Principle:Speechbrain Speechbrain Seq2Seq ASR Training
| Knowledge Sources | |
|---|---|
| Domains | ASR, Sequence_to_Sequence, Deep_Learning |
| Last Updated | 2026-02-09 00:00 GMT |
Overview
Attention-based encoder-decoder automatic speech recognition jointly trains a sequence-to-sequence model using both CTC and negative log-likelihood losses to map variable-length acoustic feature sequences to token sequences without requiring explicit alignment.
Description
Sequence-to-sequence (Seq2Seq) ASR follows the encoder-decoder paradigm originally proposed for machine translation: an encoder compresses the input speech signal into a sequence of hidden representations, and an autoregressive decoder generates output tokens one at a time, attending to the encoder outputs through an attention mechanism.

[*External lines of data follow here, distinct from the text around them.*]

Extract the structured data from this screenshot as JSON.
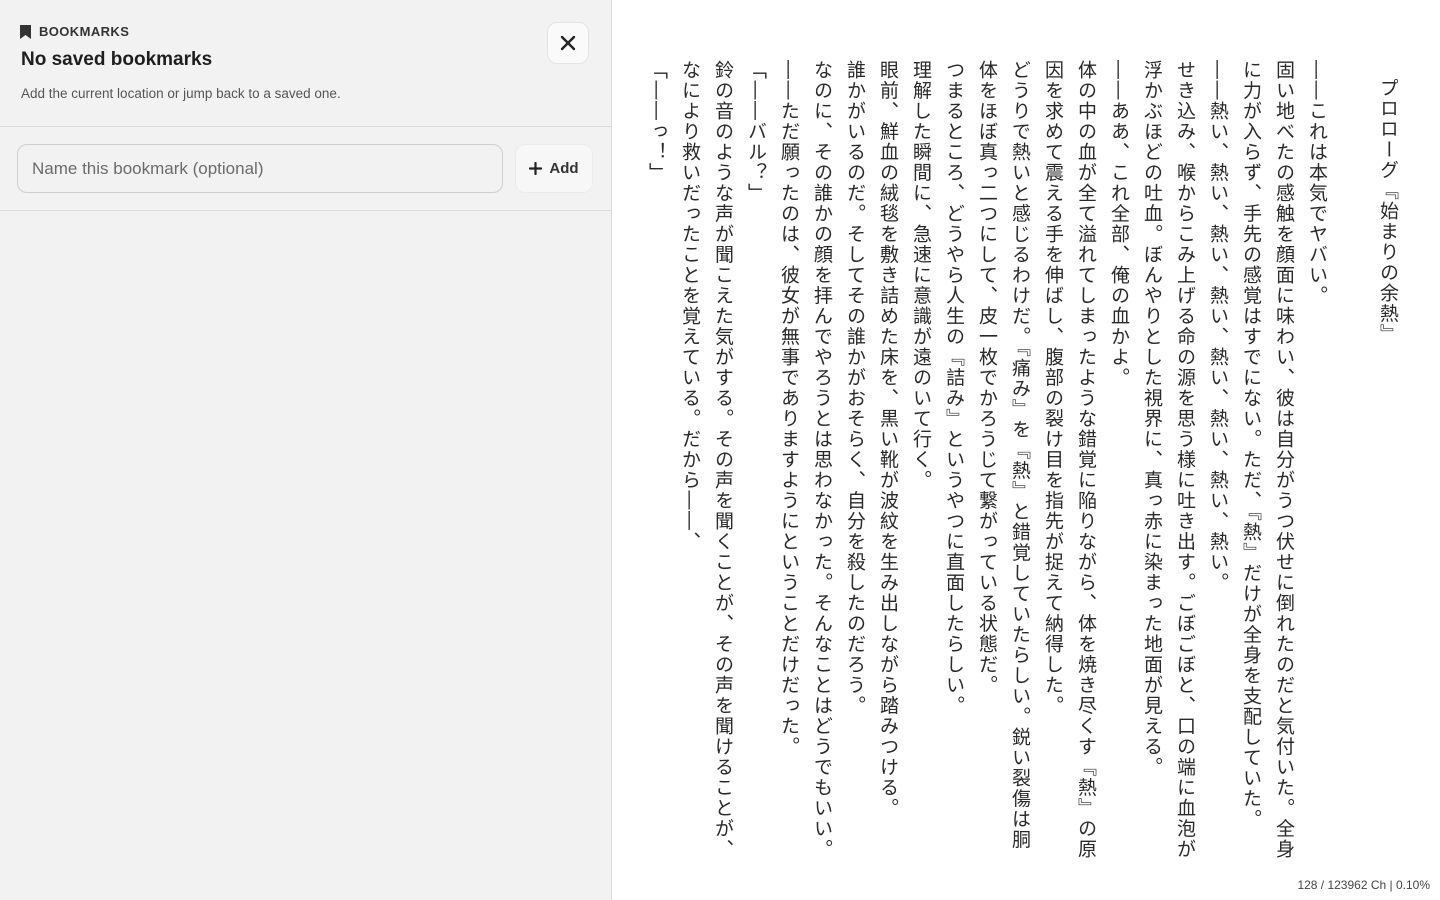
{
  "bookmarks_panel": {
    "section_label": "BOOKMARKS",
    "title": "No saved bookmarks",
    "subtitle": "Add the current location or jump back to a saved one.",
    "close_icon": "close-icon",
    "name_input": {
      "value": "",
      "placeholder": "Name this bookmark (optional)"
    },
    "add_button_label": "Add",
    "add_icon": "plus-icon"
  },
  "reader": {
    "chapter_title": "プロローグ『始まりの余熱』",
    "paragraphs": [
      "――これは本気でヤバい。",
      "固い地べたの感触を顔面に味わい、彼は自分がうつ伏せに倒れたのだと気付いた。全身に力が入らず、手先の感覚はすでにない。ただ、『熱』だけが全身を支配していた。",
      "――熱い、熱い、熱い、熱い、熱い、熱い、熱い、熱い。",
      "せき込み、喉からこみ上げる命の源を思う様に吐き出す。ごぼごぼと、口の端に血泡が浮かぶほどの吐血。ぼんやりとした視界に、真っ赤に染まった地面が見える。",
      "――ああ、これ全部、俺の血かよ。",
      "体の中の血が全て溢れてしまったような錯覚に陥りながら、体を焼き尽くす『熱』の原因を求めて震える手を伸ばし、腹部の裂け目を指先が捉えて納得した。",
      "どうりで熱いと感じるわけだ。『痛み』を『熱』と錯覚していたらしい。鋭い裂傷は胴体をほぼ真っ二つにして、皮一枚でかろうじて繋がっている状態だ。",
      "つまるところ、どうやら人生の『詰み』というやつに直面したらしい。",
      "理解した瞬間に、急速に意識が遠のいて行く。",
      "眼前、鮮血の絨毯を敷き詰めた床を、黒い靴が波紋を生み出しながら踏みつける。",
      "誰かがいるのだ。そしてその誰かがおそらく、自分を殺したのだろう。",
      "なのに、その誰かの顔を拝んでやろうとは思わなかった。そんなことはどうでもいい。",
      "――ただ願ったのは、彼女が無事でありますようにということだけだった。",
      "「――バル？」",
      "鈴の音のような声が聞こえた気がする。その声を聞くことが、その声を聞けることが、なにより救いだったことを覚えている。だから――、",
      "「――っ！」"
    ],
    "status": "128 / 123962 Ch | 0.10%"
  }
}
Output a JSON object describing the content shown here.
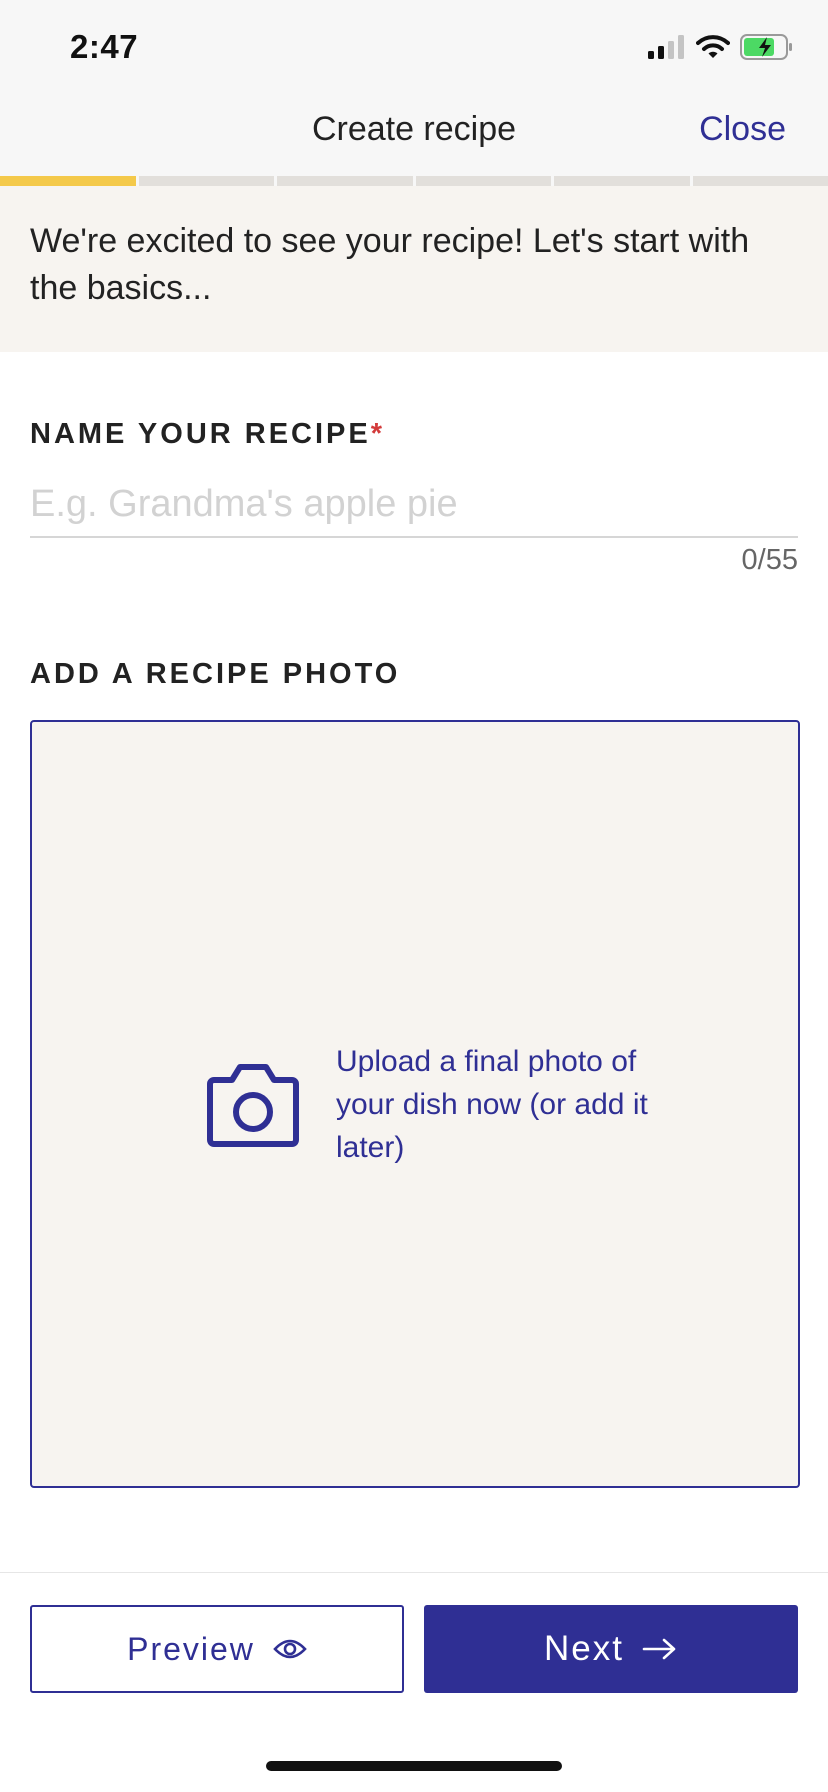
{
  "status_bar": {
    "time": "2:47",
    "icons": [
      "signal-icon",
      "wifi-icon",
      "battery-charging-icon"
    ]
  },
  "header": {
    "title": "Create recipe",
    "close_label": "Close"
  },
  "progress": {
    "total_steps": 6,
    "current_step": 1,
    "active_color": "#f4c94a",
    "inactive_color": "#e2dfdb"
  },
  "banner": {
    "text": "We're excited to see your recipe! Let's start with the basics..."
  },
  "name_field": {
    "label": "NAME YOUR RECIPE",
    "required_marker": "*",
    "placeholder": "E.g. Grandma's apple pie",
    "value": "",
    "counter": "0/55"
  },
  "photo": {
    "label": "ADD A RECIPE PHOTO",
    "upload_text": "Upload a final photo of your dish now (or add it later)",
    "icon": "camera-icon"
  },
  "footer": {
    "preview_label": "Preview",
    "preview_icon": "eye-icon",
    "next_label": "Next",
    "next_icon": "arrow-right-icon"
  },
  "colors": {
    "accent": "#2f2f94",
    "banner_bg": "#f7f4f0",
    "required": "#d33b3b"
  }
}
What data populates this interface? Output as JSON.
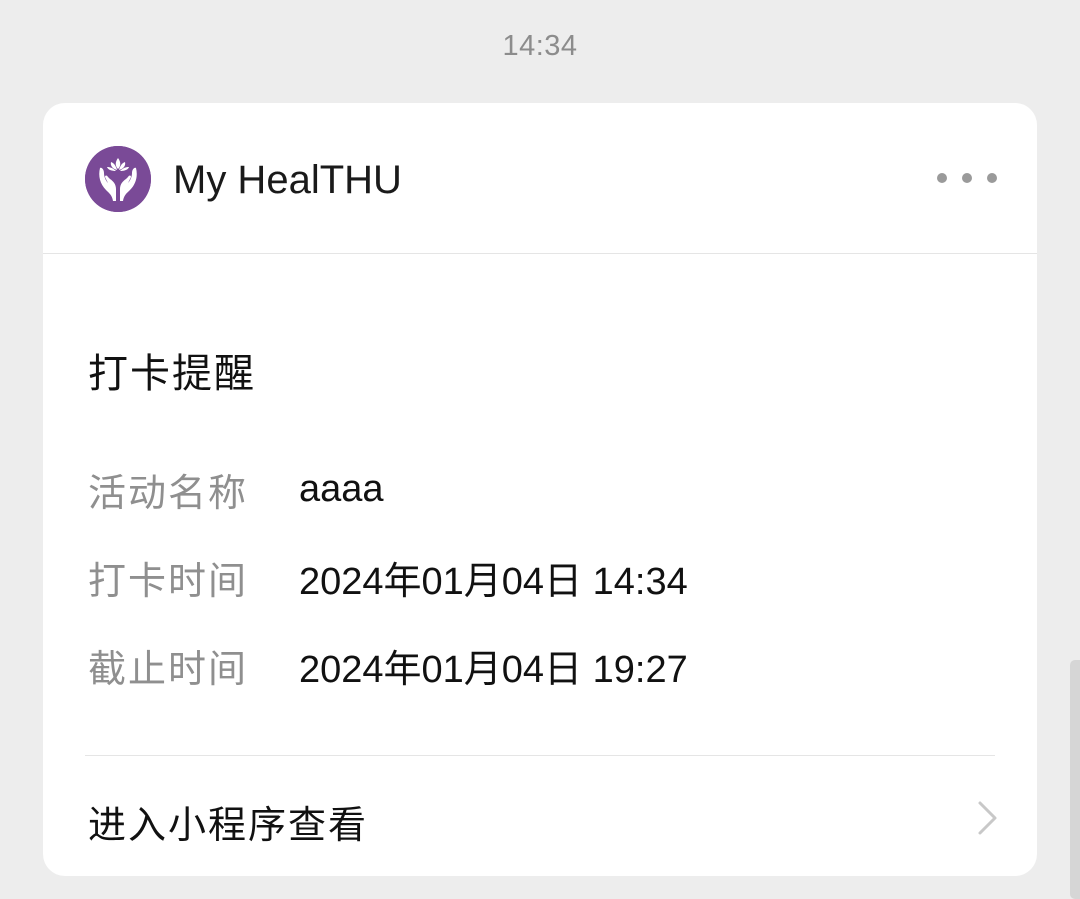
{
  "chat": {
    "timestamp": "14:34"
  },
  "card": {
    "app_name": "My HealTHU",
    "avatar_icon": "hands-lotus-icon",
    "avatar_color": "#7a4a97",
    "more_icon": "more-dots-icon",
    "title": "打卡提醒",
    "rows": [
      {
        "label": "活动名称",
        "value": "aaaa"
      },
      {
        "label": "打卡时间",
        "value": "2024年01月04日 14:34"
      },
      {
        "label": "截止时间",
        "value": "2024年01月04日 19:27"
      }
    ],
    "footer_link": "进入小程序查看",
    "footer_icon": "chevron-right-icon"
  }
}
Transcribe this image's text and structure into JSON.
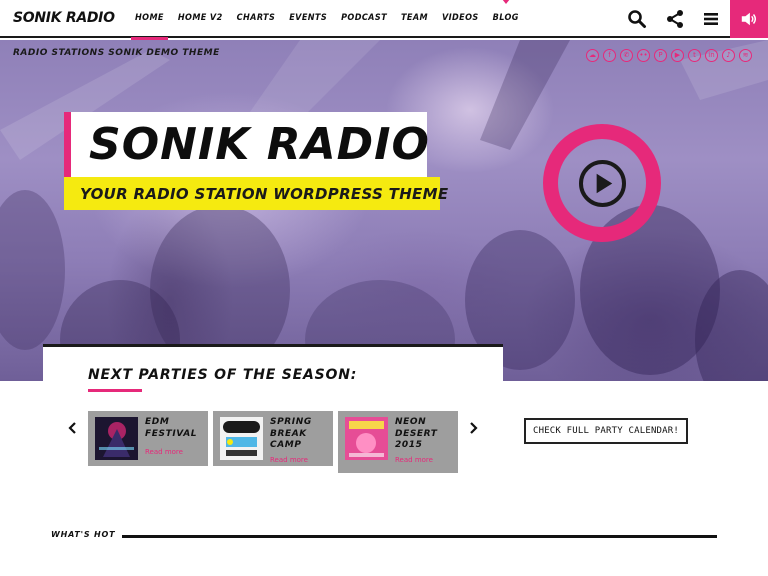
{
  "header": {
    "logo": "SONIK RADIO",
    "nav": [
      "HOME",
      "HOME V2",
      "CHARTS",
      "EVENTS",
      "PODCAST",
      "TEAM",
      "VIDEOS",
      "BLOG"
    ],
    "icons": [
      "search-icon",
      "share-icon",
      "menu-icon",
      "volume-icon"
    ]
  },
  "hero": {
    "subtitle": "RADIO STATIONS SONIK DEMO THEME",
    "social_icons": [
      "soundcloud-icon",
      "facebook-icon",
      "whatsapp-icon",
      "flickr-icon",
      "pinterest-icon",
      "youtube-icon",
      "twitter-icon",
      "linkedin-icon",
      "lastfm-icon",
      "spotify-icon"
    ],
    "title": "SONIK RADIO",
    "tagline": "YOUR RADIO STATION WORDPRESS THEME"
  },
  "parties": {
    "heading": "NEXT PARTIES OF THE SEASON:",
    "cards": [
      {
        "name": "EDM FESTIVAL",
        "more": "Read more"
      },
      {
        "name": "SPRING BREAK CAMP",
        "more": "Read more"
      },
      {
        "name": "NEON DESERT 2015",
        "more": "Read more"
      }
    ],
    "calendar_button": "CHECK FULL PARTY CALENDAR!"
  },
  "whats_hot": {
    "label": "WHAT'S HOT"
  },
  "colors": {
    "accent": "#e6297a",
    "yellow": "#f5ea10",
    "dark": "#1a1a1a"
  }
}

The key challenge in speech is the large length ratio between input frames and output tokens, which makes attention alignment difficult. To address this, modern Seq2Seq ASR systems employ a joint CTC + attention objective: the CTC loss provides a monotonic alignment prior that regularizes the attention mechanism, while the attention-based negative log-likelihood (NLL) loss enables the decoder to model rich output dependencies. Encoder architectures range from CRDNN (convolutional-recurrent-DNN) to pretrained self-supervised models such as wav2vec 2.0, paired with GRU or LSTM decoders.
Usage
Use this principle when building an end-to-end ASR system that needs to generate token sequences autoregressively, particularly when language model integration via shallow fusion is desired at inference time. This approach is preferred over pure CTC when output token dependencies matter (e.g., word-piece or character models where the decoder can learn spelling patterns) and over Transducer models when streaming is not a requirement.
Theoretical Basis
Encoder-Decoder Architecture
The encoder transforms input features into a high-level representation:
h = Encoder(x)
where:
x = (x_1, ..., x_T) -- input acoustic frames (MFCC, filterbank, or wav2vec2 embeddings)
h = (h_1, ..., h_T') -- encoder output sequence (T' <= T after subsampling)
The decoder generates tokens autoregressively using attention:
For each output step u = 1, ..., U:
c_u = Attention(s_{u-1}, h) -- context vector from attending to encoder outputs
s_u = DecoderRNN(s_{u-1}, y_{u-1}, c_u) -- decoder hidden state update
p(y_u | y_{<u}, x) = Softmax(Linear(s_u)) -- output distribution over vocabulary
Joint CTC-Attention Loss
The total training objective combines CTC and attention-based NLL losses:
L = alpha * L_CTC + (1 - alpha) * L_NLL
where:
L_CTC = -log p_CTC(y | x) -- CTC loss over all valid alignments
L_NLL = -sum_{u=1}^{U} log p(y_u | y_{<u}, x) -- cross-entropy at each decoder step
alpha in [0, 1] -- interpolation weight (typically 0.2-0.5)
The CTC branch operates on the encoder output directly through a linear projection and log-softmax, while the NLL branch operates through the full encoder-decoder pathway.
Teacher Forcing and Scheduled Sampling
During training, the decoder is typically trained with teacher forcing: the ground-truth previous token y_{u-1} is fed as input at each step rather than the model's own prediction. Some recipes employ scheduled sampling where the model's own predictions are used with increasing probability as training progresses, reducing the train-test mismatch.
Beam Search Decoding
At inference, beam search expands the top-K hypotheses at each decoding step:
Score(Y) = (1 - lambda) * log p_attn(Y | X) + lambda * log p_CTC(Y | X) + beta * log p_LM(Y)
where:
lambda -- CTC weight during decoding
beta -- language model weight for shallow fusion
p_LM -- external language model probability